Albert Smiles With Sunny  Double CD In Respect IR 39501.

Sunny Murray: "“He [Bernard Stollman] also released “Prophecy” after Albert died, without Albert's signature, but because I also had a copy of the same tape I released mine through a company in Germany [“Albert Smiles with Sunny”, In Respect 39 501], as a correct move for me and Al. Bernard's so-called son tried to put the stops on my album, and finally did. However my tape was better quality than his and also at the correct speed, so mine sounds better...."
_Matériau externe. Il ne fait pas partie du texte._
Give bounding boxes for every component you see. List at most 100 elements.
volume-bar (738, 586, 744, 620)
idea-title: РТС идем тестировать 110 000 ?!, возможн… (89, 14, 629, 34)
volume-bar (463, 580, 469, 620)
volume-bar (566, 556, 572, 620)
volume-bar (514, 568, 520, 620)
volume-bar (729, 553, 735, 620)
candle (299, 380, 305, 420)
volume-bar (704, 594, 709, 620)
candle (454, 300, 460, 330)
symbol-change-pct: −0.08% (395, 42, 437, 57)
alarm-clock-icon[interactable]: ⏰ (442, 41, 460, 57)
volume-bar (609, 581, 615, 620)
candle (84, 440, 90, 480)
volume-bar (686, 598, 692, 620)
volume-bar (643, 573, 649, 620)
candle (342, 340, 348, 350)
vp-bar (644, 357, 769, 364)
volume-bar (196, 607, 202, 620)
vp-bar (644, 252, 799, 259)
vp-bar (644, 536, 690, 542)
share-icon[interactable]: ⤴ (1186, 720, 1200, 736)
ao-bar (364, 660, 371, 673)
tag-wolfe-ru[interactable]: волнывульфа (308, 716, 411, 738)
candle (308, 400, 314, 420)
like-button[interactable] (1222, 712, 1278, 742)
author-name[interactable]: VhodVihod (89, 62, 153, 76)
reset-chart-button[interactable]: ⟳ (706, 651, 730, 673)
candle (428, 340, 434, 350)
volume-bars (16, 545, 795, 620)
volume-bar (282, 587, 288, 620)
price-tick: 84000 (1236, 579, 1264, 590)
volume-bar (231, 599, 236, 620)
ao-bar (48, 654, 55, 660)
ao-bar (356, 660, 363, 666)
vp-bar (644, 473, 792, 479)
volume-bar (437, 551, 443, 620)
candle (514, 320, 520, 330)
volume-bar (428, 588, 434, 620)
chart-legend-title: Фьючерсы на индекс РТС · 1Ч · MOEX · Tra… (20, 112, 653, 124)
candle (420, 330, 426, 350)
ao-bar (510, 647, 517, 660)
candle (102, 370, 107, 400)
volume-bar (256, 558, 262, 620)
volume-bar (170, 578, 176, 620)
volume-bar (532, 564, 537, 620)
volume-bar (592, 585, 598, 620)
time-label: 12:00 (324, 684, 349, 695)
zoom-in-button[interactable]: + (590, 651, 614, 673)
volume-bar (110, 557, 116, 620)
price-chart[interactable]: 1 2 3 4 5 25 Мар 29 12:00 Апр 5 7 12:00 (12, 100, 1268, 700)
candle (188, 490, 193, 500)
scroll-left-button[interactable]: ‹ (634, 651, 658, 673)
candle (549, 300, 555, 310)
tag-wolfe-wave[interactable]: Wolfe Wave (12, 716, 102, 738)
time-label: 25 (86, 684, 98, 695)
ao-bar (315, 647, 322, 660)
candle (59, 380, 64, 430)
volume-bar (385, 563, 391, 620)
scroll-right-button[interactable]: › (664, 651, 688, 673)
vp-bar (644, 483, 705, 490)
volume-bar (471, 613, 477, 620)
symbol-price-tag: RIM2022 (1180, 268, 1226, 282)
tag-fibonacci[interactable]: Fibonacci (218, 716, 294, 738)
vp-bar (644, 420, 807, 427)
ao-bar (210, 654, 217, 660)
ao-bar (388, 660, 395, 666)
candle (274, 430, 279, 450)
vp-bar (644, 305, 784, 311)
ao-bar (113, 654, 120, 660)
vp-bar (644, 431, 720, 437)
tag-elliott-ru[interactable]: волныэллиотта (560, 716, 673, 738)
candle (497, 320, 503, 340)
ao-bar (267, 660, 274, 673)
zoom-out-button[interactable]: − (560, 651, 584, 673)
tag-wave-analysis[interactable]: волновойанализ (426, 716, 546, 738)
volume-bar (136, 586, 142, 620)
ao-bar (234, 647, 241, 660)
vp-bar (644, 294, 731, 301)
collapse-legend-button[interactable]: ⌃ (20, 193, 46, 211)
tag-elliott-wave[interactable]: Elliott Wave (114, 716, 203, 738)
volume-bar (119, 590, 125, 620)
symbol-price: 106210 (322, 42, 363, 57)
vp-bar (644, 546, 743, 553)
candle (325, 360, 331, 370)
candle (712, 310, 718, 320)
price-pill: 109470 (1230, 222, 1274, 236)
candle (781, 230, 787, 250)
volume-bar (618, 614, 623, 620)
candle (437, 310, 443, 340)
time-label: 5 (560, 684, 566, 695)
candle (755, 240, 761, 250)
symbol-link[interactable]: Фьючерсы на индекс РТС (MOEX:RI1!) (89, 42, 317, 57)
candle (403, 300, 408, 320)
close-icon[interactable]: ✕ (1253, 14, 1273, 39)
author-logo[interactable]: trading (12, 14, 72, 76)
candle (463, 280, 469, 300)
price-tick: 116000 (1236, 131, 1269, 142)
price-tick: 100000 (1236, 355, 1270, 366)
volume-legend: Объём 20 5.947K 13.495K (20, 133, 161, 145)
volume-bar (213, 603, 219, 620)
Les amateurs de free – jazz et de musique improvisée  et les musiciens se sont fait berner par plusieurs labels sacralisés par les connaisseurs parce qu’ils ont permis  à cette nouvelle musique de rayonner par des disques devenus des Graal, des Bibles du Jazz Libre. Ainsi les bandes magnétiques du concert du Cellar Café du 14 juin 1964 contiennent des morceaux supplémentaires. En 1996, sans crier gare, un double cédé contenant les enregistrements complets du Cellar '64 sont publiés par un micro label, In Respect – Publishing Gmbh avec une ligne téléphonique en Allemagne.  Albert Smiles With Sunny  Double CD In Respect IR 39501 : Albert Ayler – Gary Peacock – Sunny Murray. L’image rougeâtre de la pochette a été réalisée en dilettante à l’ordinateur et montre un saxophone jaune projeté dans les airs au-dessus d’une ville peuplée de buildings orange illustrée avec une vue plongeante. D’aussi mauvais goût que la pochette des Village Concerts réédités par Impulse.  Il s’agit de la réédition de l’album Prophecy (ESP 3030) contenue dans le CD 1 et de cinq nouveaux morceaux inédits pour un total de 43’50’’ avec des titres un peu olé –olé : 1/ Sweet Variation (1), 2/ Ghost (another variation), 3/ The truth is marching in, 4/ no Head (sic), 5 Sweet Variation (2).  À l’écoute du contenu des deux cédés, on réalise la grande cohérence de cette musique et des variations de la structure simple des thèmes dans les improvisations hallucinées. Un morceau du CD 2 commence avec un solo d’Ayler bien à l’écart du micro et le son de la bande inédite nous est offert brut, mais avec une présence live et un emportement inouïs! Il n’y a pas de meilleur exemple  de leur collaboration. On entend d’ailleurs le timbre insistant de la voix irréelle de Sonny Murray qui gémit par le micro de la batterie. Cette voix de transe nous semble être celle des Ghosts et autres Spirits. Ils sont là vivants ! Cette présence vocale improbable confère à ces enregistrements un surplus de vérité, d’authenticité qui surclasse Spiritual Unity, l’album de référence.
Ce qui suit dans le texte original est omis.